A useful test: ask anyone on the team how long it took them to do one thing yesterday. They will give you a real, honest answer that turns out to be wrong by a factor of two. The hands-on time was thirty minutes. The end-to-end time was three hours. They were busy the whole time, but not on that.
It compounds quietly
A slow process does not announce itself. It feels like the business is simply busy. Every wait pushes back the next step, every interruption pushes back the wait, and the delays stack. The result is longer delivery times, more work in progress, and capacity tied up in jobs that are not moving.
This is the part owners eventually notice, usually during a quarter that should have been good and was not. Revenue is fine, the team is overloaded, the margin is off. The diagnosis is rarely 'we have coordinated ourselves into a slow operation.' Usually it is something more flattering: demand is up, the team needs more people, the systems need replacing. All of those can be true. So is the coordination problem.
The simplest test is the one almost nobody runs. Take a single workflow. Time the active work. Time the elapsed total. Compare. If the active time is under twenty percent of the elapsed total, coordination is most of what your business is paying for.
What an audit does with it
This is the kind of leak an operational audit is built to surface. It is not urgent, so it never gets attention. It is not dramatic, so it never gets measured. It quietly costs more than most of the visible problems combined.

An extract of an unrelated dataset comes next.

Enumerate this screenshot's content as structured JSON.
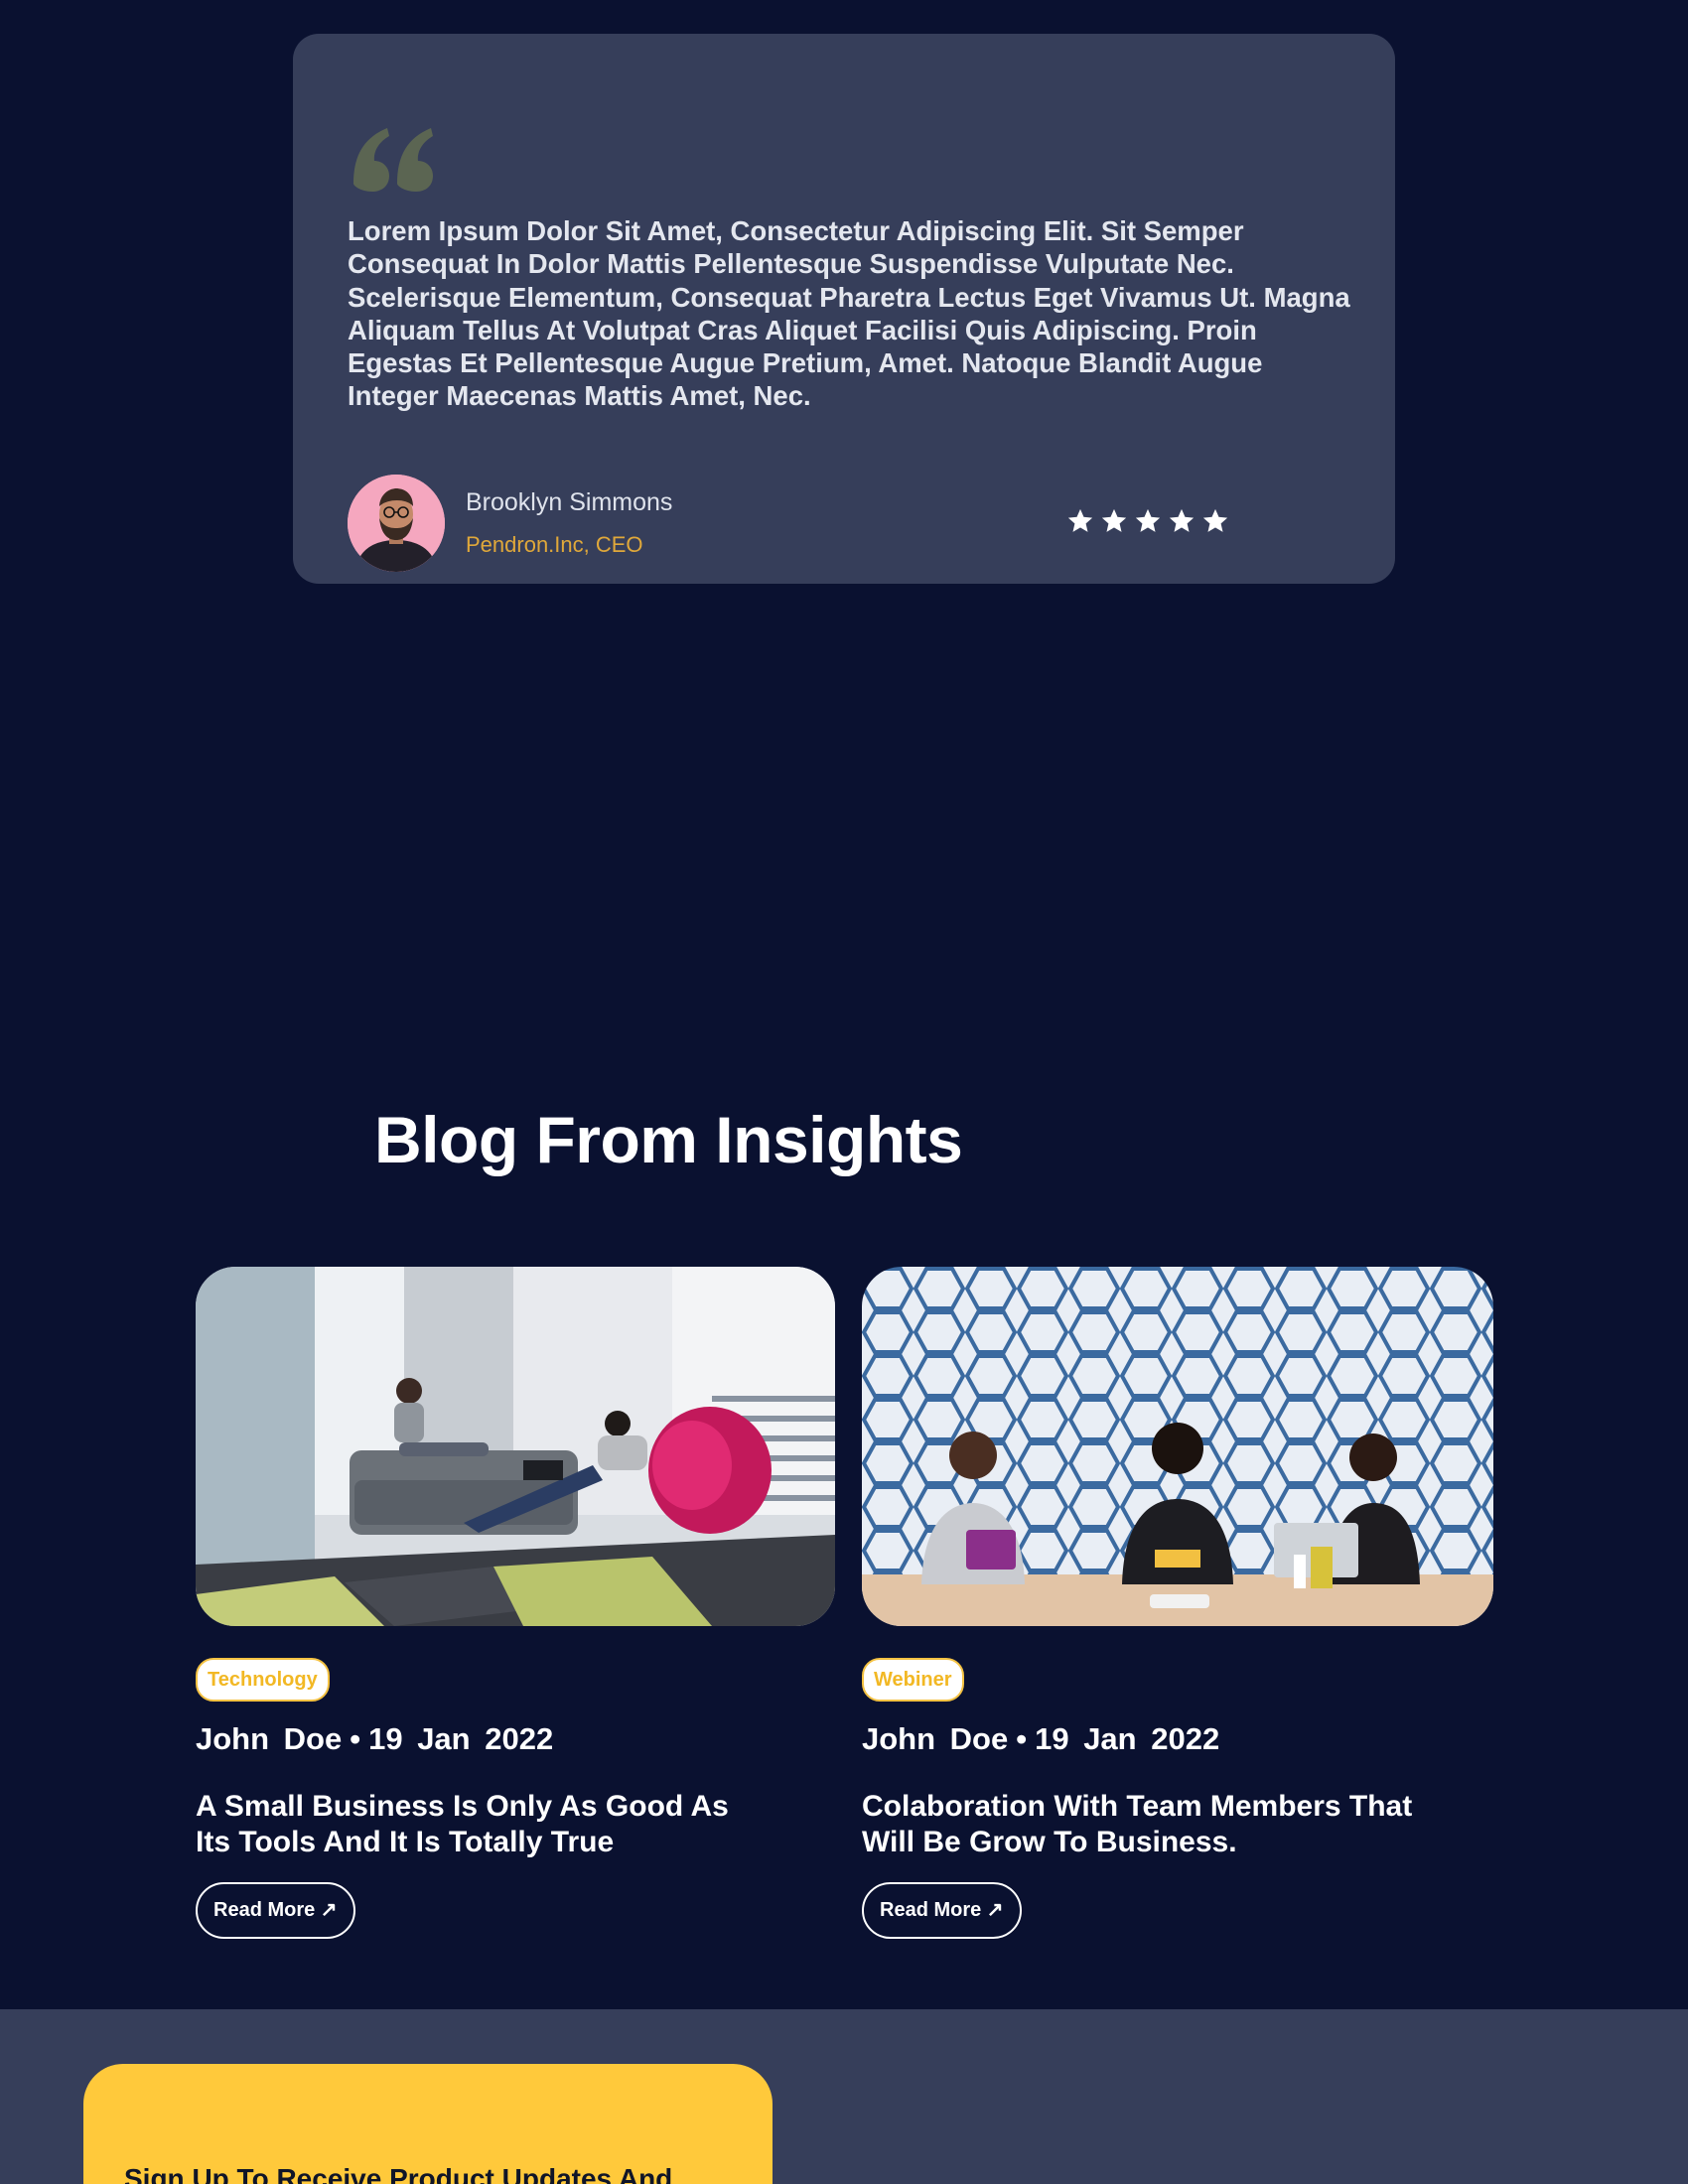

The audit maps how work actually flows. It interviews the people who do the work, not only the people who manage them. It counts the meetings, the handoffs, the duplicate paths, and the loops. It assigns a defensible dollar figure to each one, conservatively, using the team's own loaded cost numbers.
When that is done, the team can stop arguing about whether the coordination problem is real. They can start arguing about which slice to fix first, which is the more useful argument.